„Die Vegetarierin“

Rezension 444

„Die Vegetarierin“ von Han Kang

Aus dem Koreanischen von Ki-Hyang Lee

Worum geht es?

Rezension
Copyright Aufbau Verlage

„Yong-Hye und ihr Ehemann sind ganz gewöhnliche Leute. Er geht seinem Bürojob nach und hegt keinerlei Ambitionen. Sie ist eine leidenschaftslose, pflichtbewusste Hausfrau. Die angenehme Eintönigkeit ihrer Ehe wird jäh gefährdet, als Yeong-Hye beschließt, sich ausschließlich vegetarisch zu ernähren und alle tierischen Produkte aus dem Haushalt wirft »Ich hatte einen Traum«, so ihre einzige Erklärung.
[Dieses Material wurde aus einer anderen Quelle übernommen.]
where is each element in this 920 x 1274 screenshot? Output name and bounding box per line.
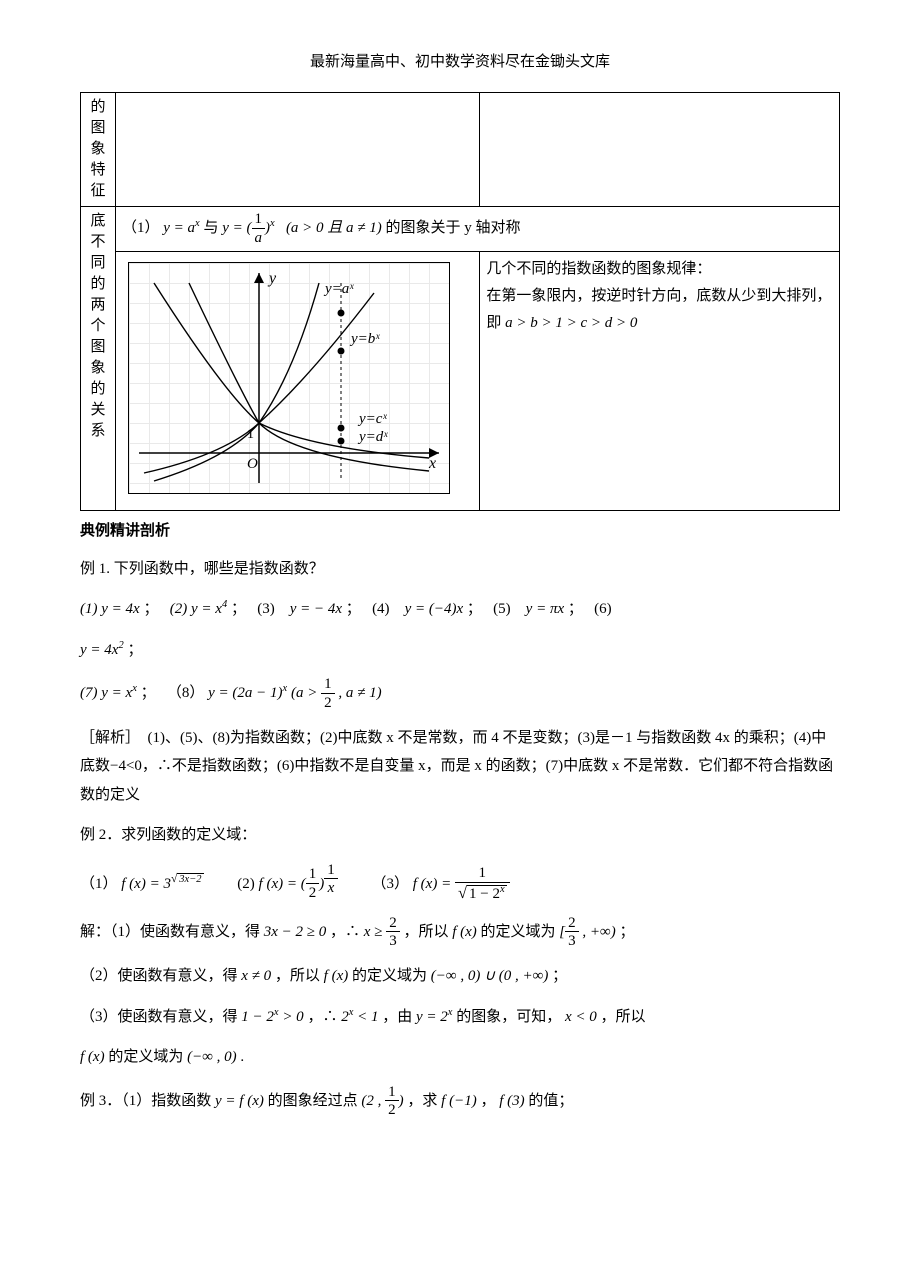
ex3: 例 3．（1）指数函数 y = f (x) 的图象经过点 (2 , 12) ，求… [80,1084,840,1120]
formula-tail: 的图象关于 y 轴对称 [386,220,521,236]
page: 最新海量高中、初中数学资料尽在金锄头文库 的图象特征 底不同的两个图象的关系 （… [0,0,920,1274]
curve-c [154,283,429,458]
curve-label-b: y=bˣ [349,331,380,347]
ex2-sol1: 解：（1）使函数有意义，得 3x − 2 ≥ 0 ，∴ x ≥ 23 ，所以 f… [80,915,840,951]
ex1-title: 例 1. 下列函数中，哪些是指数函数？ [80,555,840,584]
ex1-line3: (7) y = xx ； （8） y = (2a − 1)x (a > 12 ,… [80,676,840,712]
curve-d [189,283,429,471]
formula-mid: 与 [203,220,218,236]
row1-cell-right [480,93,840,207]
formula-y1: y = ax [163,220,199,236]
dot-d [338,437,345,444]
curve-label-c: y=cˣ [357,411,387,427]
graph-cell: y x O 1 y=aˣ y=bˣ y=cˣ y=dˣ [116,251,480,510]
ex1-answer: ［解析］ (1)、(5)、(8)为指数函数；(2)中底数 x 不是常数，而 4 … [80,724,840,810]
formula-y2: y = ( [222,220,251,236]
ex2-sol3: （3）使函数有意义，得 1 − 2x > 0 ，∴ 2x < 1 ，由 y = … [80,1003,840,1032]
row2-label: 底不同的两个图象的关系 [81,207,116,511]
dot-a [338,309,345,316]
dot-c [338,424,345,431]
exponential-graph: y x O 1 y=aˣ y=bˣ y=cˣ y=dˣ [128,262,450,494]
rule-cell: 几个不同的指数函数的图象规律： 在第一象限内，按逆时针方向，底数从少到大排列，即… [480,251,840,510]
rule-line1: 几个不同的指数函数的图象规律： [486,256,833,283]
page-header: 最新海量高中、初中数学资料尽在金锄头文库 [80,50,840,74]
symmetry-formula: （1） y = ax 与 y = (1a)x (a > 0 且 a ≠ 1) 的… [116,207,840,252]
ex2-sol2: （2）使函数有意义，得 x ≠ 0 ，所以 f (x) 的定义域为 (−∞ , … [80,962,840,991]
curve-label-d: y=dˣ [357,429,388,445]
ex2-items: （1） f (x) = 3√3x−2 (2) f (x) = (12)1x （3… [80,862,840,903]
graph-svg: y x O 1 y=aˣ y=bˣ y=cˣ y=dˣ [129,263,449,493]
properties-table: 的图象特征 底不同的两个图象的关系 （1） y = ax 与 y = (1a)x… [80,92,840,511]
rule-line2: 在第一象限内，按逆时针方向，底数从少到大排列，即 a > b > 1 > c >… [486,283,833,337]
row1-cell-left [116,93,480,207]
tick-1: 1 [247,427,254,442]
y-axis-label: y [267,270,277,287]
formula-cond: (a > 0 且 a ≠ 1) [286,220,382,236]
section-title: 典例精讲剖析 [80,519,840,543]
dot-b [338,347,345,354]
ex2-sol3b: f (x) 的定义域为 (−∞ , 0) . [80,1043,840,1072]
curve-a [154,283,319,481]
curve-label-a: y=aˣ [323,281,354,297]
formula-frac: 1a [252,211,266,247]
formula-prefix: （1） [122,220,160,236]
y-arrow [254,273,264,283]
ex1-line1: (1) y = 4x ； (2) y = x4 ； (3) y = − 4x ；… [80,595,840,624]
row1-label: 的图象特征 [81,93,116,207]
body-text: 典例精讲剖析 例 1. 下列函数中，哪些是指数函数？ (1) y = 4x ； … [80,519,840,1120]
origin-label: O [247,456,258,472]
x-axis-label: x [428,455,436,472]
ex2-title: 例 2．求列函数的定义域： [80,821,840,850]
ex1-line2: y = 4x2 ； [80,636,840,665]
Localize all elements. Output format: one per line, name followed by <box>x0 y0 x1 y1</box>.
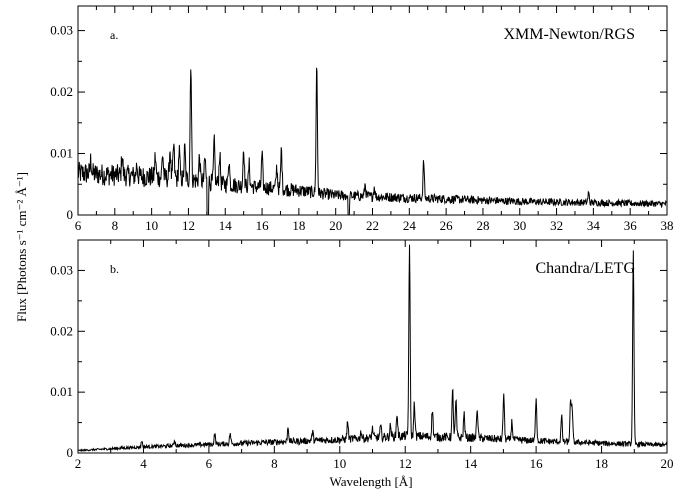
x-tick-label: 36 <box>624 218 638 233</box>
x-tick-label: 18 <box>292 218 305 233</box>
y-tick-label: 0.01 <box>50 384 73 399</box>
x-tick-label: 10 <box>333 456 346 471</box>
instrument-label: Chandra/LETG <box>535 260 635 277</box>
x-tick-label: 18 <box>595 456 608 471</box>
x-tick-label: 12 <box>399 456 412 471</box>
instrument-label: XMM-Newton/RGS <box>503 26 635 43</box>
y-tick-label: 0.01 <box>50 146 73 161</box>
panel-label: a. <box>110 28 118 42</box>
x-tick-label: 4 <box>140 456 147 471</box>
panel-b: 2 4 6 8 10 12 14 16 18 20 0 0.01 0.02 0.03 b. Chandra/L… <box>50 239 674 471</box>
x-tick-label: 24 <box>403 218 417 233</box>
y-tick-label: 0.03 <box>50 262 73 277</box>
x-tick-label: 34 <box>587 218 601 233</box>
spectrum-line <box>78 67 667 215</box>
x-tick-label: 22 <box>366 218 379 233</box>
x-tick-label: 6 <box>206 456 213 471</box>
x-tick-label: 26 <box>440 218 454 233</box>
x-tick-label: 32 <box>550 218 563 233</box>
x-axis-title: Wavelength [Å] <box>329 474 412 489</box>
x-tick-label: 20 <box>661 456 674 471</box>
spectrum-line <box>78 244 667 453</box>
x-tick-label: 16 <box>530 456 544 471</box>
y-tick-label: 0.03 <box>50 23 73 38</box>
x-tick-label: 28 <box>476 218 489 233</box>
y-tick-label: 0 <box>67 445 74 460</box>
x-tick-label: 14 <box>464 456 478 471</box>
x-tick-label: 30 <box>513 218 526 233</box>
y-tick-label: 0.02 <box>50 84 73 99</box>
y-tick-label: 0.02 <box>50 323 73 338</box>
panel-a: 6 8 10 12 14 16 18 20 22 24 26 28 30 32 34 36 38 0 0.01 0.0… <box>50 5 674 233</box>
y-axis-title: Flux [Photons s⁻¹ cm⁻² Å⁻¹] <box>14 172 29 322</box>
panel-label: b. <box>110 262 119 276</box>
y-tick-label: 0 <box>67 207 74 222</box>
x-tick-label: 16 <box>256 218 270 233</box>
x-tick-label: 20 <box>329 218 342 233</box>
x-tick-label: 12 <box>182 218 195 233</box>
x-tick-label: 10 <box>145 218 158 233</box>
x-tick-label: 8 <box>271 456 278 471</box>
x-tick-label: 14 <box>219 218 233 233</box>
x-tick-label: 8 <box>112 218 119 233</box>
x-tick-label: 2 <box>75 456 82 471</box>
x-tick-label: 38 <box>661 218 674 233</box>
x-tick-label: 6 <box>75 218 82 233</box>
Ein kleiner Akt der Unabhängigkeit, aber ein fataler, denn in einem Land wie Südkorea, in dem strenge soziale Normen herrschen, gilt Vegetarismus als subversiv. Und bald nimmt Yong-Hyes passive Rebellion immer groteskere Ausmaße an. Sie, die niemals gerne einen BH getragen hat, fängt an, sich in der Öffentlichkeit zu entblößen und von einem Leben als Pflanze zu träumen. Bis sich ihre gesamte Familie gegen sie wendet.“

( Quelle Klappentext zu „Die Vegetarierin“ )

Meine Meinung:

Han Kangs Roman „Die Vegetarierin“ ist ein literarisches Ereignis, das den Leser in eine surreale, verstörende und zugleich atemberaubend intensive Welt entführt. Für ihren Roman erhielt Han Kang 2016 den Man Booker International Prize und wurde 2024 mit dem Nobelpreis für Literatur ausgezeichnet. Damit gehört sie zu den wichtigsten literarischen Stimmen Koreas und hat auch international große Anerkennung gefunden.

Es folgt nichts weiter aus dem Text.